Grasshoppers and ants lay eggs in soil, and their incubation periods are approximately 15–20 days. Afterward, young grasshoppers with limited flying abilities live above the ground, whereas ants live underground and come into contact with the soil all the time. Mercury in soil can penetrate their bodies through absorption or passive diffusion between their skin and soil. This phenomenon may be contributing to the close relationship between the mercury in their bodies and that in soil. The living habits of A. quadriimpressum (Motschulsky) do not contribute to mercury accumulation because they often live on trees and feed on elm leaves. Thus, the close correlation between mercury in their bodies and that in soil remains unexplained needs further investigation.

When the insects were groups according to their feeding habits, namely, herbivorous, carnivorous, and omnivorous, a significant linear relationship between C i and C s for herbivores and omnivores was observed. The fitted results for the carnivores were not statistically significant (Table 3). The effect of soil on the mercury levels in the herbivorous and omnivorous insects may be due to food intake and skin exposure through the food chain, namely, soil–plant–herbivorous/omnivorous insect–carnivorous insect. Plants absorb mercury from soil. Mercury is then assimilated by the herbivores and omnivores through plant intake. However, carnivores eat meat. Thus, they mainly absorb mercury from their prey, and the effect of soil mercury may be weak. Heikens et al. (2001) reported that when animals were classified according to phylum or subphylum, heavy metals in the bodies of animals were significantly related to metals in soil. However, our results indicate that this prediction may not be applicable for carnivorous animals, which occupy high trophic positions.

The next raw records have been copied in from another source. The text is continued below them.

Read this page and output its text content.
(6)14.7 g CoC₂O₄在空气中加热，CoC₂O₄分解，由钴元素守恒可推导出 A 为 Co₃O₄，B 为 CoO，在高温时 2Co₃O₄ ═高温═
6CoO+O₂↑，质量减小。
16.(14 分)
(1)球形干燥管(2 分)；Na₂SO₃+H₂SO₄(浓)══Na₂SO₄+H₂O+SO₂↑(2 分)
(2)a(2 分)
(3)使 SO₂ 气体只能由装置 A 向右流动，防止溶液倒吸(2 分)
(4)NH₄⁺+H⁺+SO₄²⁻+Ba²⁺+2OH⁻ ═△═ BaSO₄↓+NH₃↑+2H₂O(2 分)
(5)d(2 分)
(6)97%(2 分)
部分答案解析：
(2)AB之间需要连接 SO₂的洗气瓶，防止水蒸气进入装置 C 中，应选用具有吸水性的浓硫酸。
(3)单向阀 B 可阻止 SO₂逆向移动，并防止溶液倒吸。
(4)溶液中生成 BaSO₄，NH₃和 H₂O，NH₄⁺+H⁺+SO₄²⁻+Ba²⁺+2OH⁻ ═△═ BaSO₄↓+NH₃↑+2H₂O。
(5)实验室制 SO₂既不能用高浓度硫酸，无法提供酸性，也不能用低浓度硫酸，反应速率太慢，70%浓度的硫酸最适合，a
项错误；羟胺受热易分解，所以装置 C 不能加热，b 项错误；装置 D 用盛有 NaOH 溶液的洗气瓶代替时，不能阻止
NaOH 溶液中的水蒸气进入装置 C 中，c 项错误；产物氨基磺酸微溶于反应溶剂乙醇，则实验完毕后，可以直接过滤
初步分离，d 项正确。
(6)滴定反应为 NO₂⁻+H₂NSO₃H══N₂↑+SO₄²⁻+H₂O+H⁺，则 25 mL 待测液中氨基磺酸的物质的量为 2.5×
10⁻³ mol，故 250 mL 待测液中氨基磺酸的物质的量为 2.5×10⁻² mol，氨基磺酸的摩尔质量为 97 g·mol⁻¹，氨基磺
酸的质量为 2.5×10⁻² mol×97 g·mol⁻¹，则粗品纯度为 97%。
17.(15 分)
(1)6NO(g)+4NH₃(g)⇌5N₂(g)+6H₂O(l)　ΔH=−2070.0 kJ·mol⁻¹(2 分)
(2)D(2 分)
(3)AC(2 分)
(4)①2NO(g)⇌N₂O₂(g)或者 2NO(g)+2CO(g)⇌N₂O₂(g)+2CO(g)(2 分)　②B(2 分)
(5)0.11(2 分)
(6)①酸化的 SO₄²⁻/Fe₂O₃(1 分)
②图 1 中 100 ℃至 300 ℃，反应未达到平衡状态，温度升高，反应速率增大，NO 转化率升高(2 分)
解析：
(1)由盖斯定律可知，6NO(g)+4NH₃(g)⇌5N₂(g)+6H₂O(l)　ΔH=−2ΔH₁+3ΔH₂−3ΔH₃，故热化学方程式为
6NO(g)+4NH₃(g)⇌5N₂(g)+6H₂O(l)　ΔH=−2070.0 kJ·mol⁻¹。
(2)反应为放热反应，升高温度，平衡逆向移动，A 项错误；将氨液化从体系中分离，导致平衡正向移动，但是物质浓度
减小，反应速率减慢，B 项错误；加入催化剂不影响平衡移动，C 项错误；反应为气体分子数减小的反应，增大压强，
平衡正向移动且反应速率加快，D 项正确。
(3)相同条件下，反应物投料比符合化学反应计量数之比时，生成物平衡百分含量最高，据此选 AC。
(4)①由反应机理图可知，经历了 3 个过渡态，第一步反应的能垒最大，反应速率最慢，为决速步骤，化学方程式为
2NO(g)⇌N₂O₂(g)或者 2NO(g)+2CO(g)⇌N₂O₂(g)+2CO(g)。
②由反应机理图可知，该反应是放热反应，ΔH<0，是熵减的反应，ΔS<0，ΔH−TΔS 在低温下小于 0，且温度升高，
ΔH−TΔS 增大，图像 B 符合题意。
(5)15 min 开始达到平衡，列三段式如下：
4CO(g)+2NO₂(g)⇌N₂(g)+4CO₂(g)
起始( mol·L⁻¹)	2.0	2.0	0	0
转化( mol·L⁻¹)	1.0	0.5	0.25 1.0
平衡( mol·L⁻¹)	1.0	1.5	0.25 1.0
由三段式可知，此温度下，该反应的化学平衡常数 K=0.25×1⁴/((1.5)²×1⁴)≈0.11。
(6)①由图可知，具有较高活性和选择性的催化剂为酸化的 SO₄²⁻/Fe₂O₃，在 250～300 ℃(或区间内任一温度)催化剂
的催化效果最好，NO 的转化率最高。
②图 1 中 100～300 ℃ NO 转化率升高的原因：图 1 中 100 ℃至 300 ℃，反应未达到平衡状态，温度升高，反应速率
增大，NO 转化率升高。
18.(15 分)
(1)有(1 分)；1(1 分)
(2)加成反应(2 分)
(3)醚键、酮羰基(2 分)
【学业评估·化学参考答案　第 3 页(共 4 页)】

Table 3 Regression equations with the standard deviation (SD) for insects with different feeding habits

When the insects were classified into one Insecta group, the linear equation for C i and C s fits all biological data well (Fig. 4). The equation indicates that C i was in good linear regression with C s after logarithmic transformation. The empirical equation can be used to predict the mercury levels in insects and assess the mercury health risks for the entire insect population at the Insecta scale. We tested the equation using the data reported by Hsu et al. (2006).Heavy metal pollution is serious in the industrial zones of Taiwan, and the average total mercury in soil and insects were 0.12 and 0.10 mg/kg, respectively. The predicted value for the total mercury content in insects using the equation was 0.082 mg/kg, which was close to the field data. The result suggests that the equation is useful for ecological risk assessments when insects are grouped at the Insecta scale.

Fig. 4
figure 4

Relationships between C i and C s including all insects

In summary, the formulated equations showed a good fit with field data when the insects were classified as one Insecta group. When the insects were grouped according to their feeding habits, the model showed a good fit for the herbivores and omnivores, but not for the carnivores. When the insects were grouped according to species, the model showed a good fit for only 4 of 10 species. The validity of the models for predicting the pollutant content in insects was acceptable for large taxonomical groups, such as a class or a phylum. When the insects were further grouped according to feeding habits or species, the accuracy of the models were significantly reduced. Although numerous models and empirical equations were developed to study the metal biomagnifications in food chains, taxonomy should be considered when predicting the pollutant levels in certain kinds of animals using the proposed models.